Being right--accurate--has been important to Wolfe since his earliest days as a New Journalist, when he wrote feature stories so vividly, employing such a wide array of techniques borrowed from fiction that some readers didn't believe they could be true. Jann Wenner, founder, editor and publisher of Rolling Stone, opened his magazine's pages to early versions of The Right Stuff, Bonfire and A Man in Full, and is a Wolfe friend and fan. "Many years ago, he used to get knocked for making stuff up," Wenner says. "But in my experience with him, which is 25 years, he's never made anything up, any detail of fact." Wenner believes Wolfe's strenuous pursuit of precise details, both in his journalism and fiction, has produced a major body of work. "If you read it all together as one piece, you would understand the amazing modern crazy quilt and fabric of contemporary America better than [through] any other thing I can imagine seeing or reading or looking at."

But the power of A Man in Full stems not simply from its reportorial accuracy; there is also the extraordinary sympathy Wolfe generates for his characters, particularly Charlie, Conrad and the abandoned Martha. Sympathy was a quality in short supply in much of Wolfe's early journalism, in which he allowed his subjects to embarrass or hang themselves through their meticulously quoted words. Witness Radical Chic, Wolfe's witheringly objective account of a 1970 fund-raising party for the Black Panthers held in the exquisite Manhattan apartment of the composer Leonard Bernstein and his wife Felicia, during which the journalist detailed both the revolutionary rhetoric and the passing of hors d'oeuvres. Something of the same take-no-prisoners ethos ruled Bonfire. So what has changed during the past 11 years? Has Wolfe mellowed?

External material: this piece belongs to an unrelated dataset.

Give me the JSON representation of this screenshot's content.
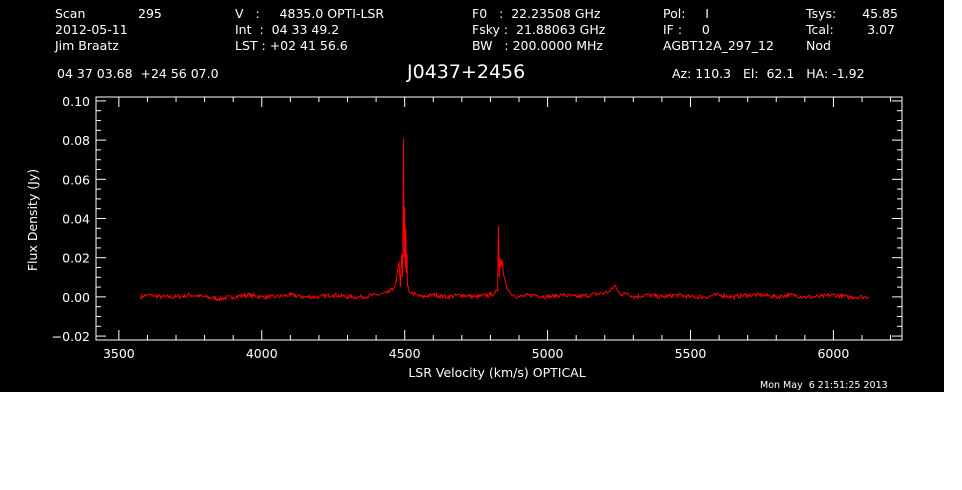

"Well," he says, "I've suffered." Then he laughs. "I prefer to say I've broadened." He talks about his heart attack in August 1996 and of being wheeled into an operating room for quintuple bypass surgery. "I was thinking of A Man in Full on the way in, maybe as a way of focusing on a lesser worry or because of the effects of the Demerol they'd given me." The operation was successful, and Wolfe emerged "euphoric. I was so happy to be alive that I started writing constantly, although mostly on things not related to the novel."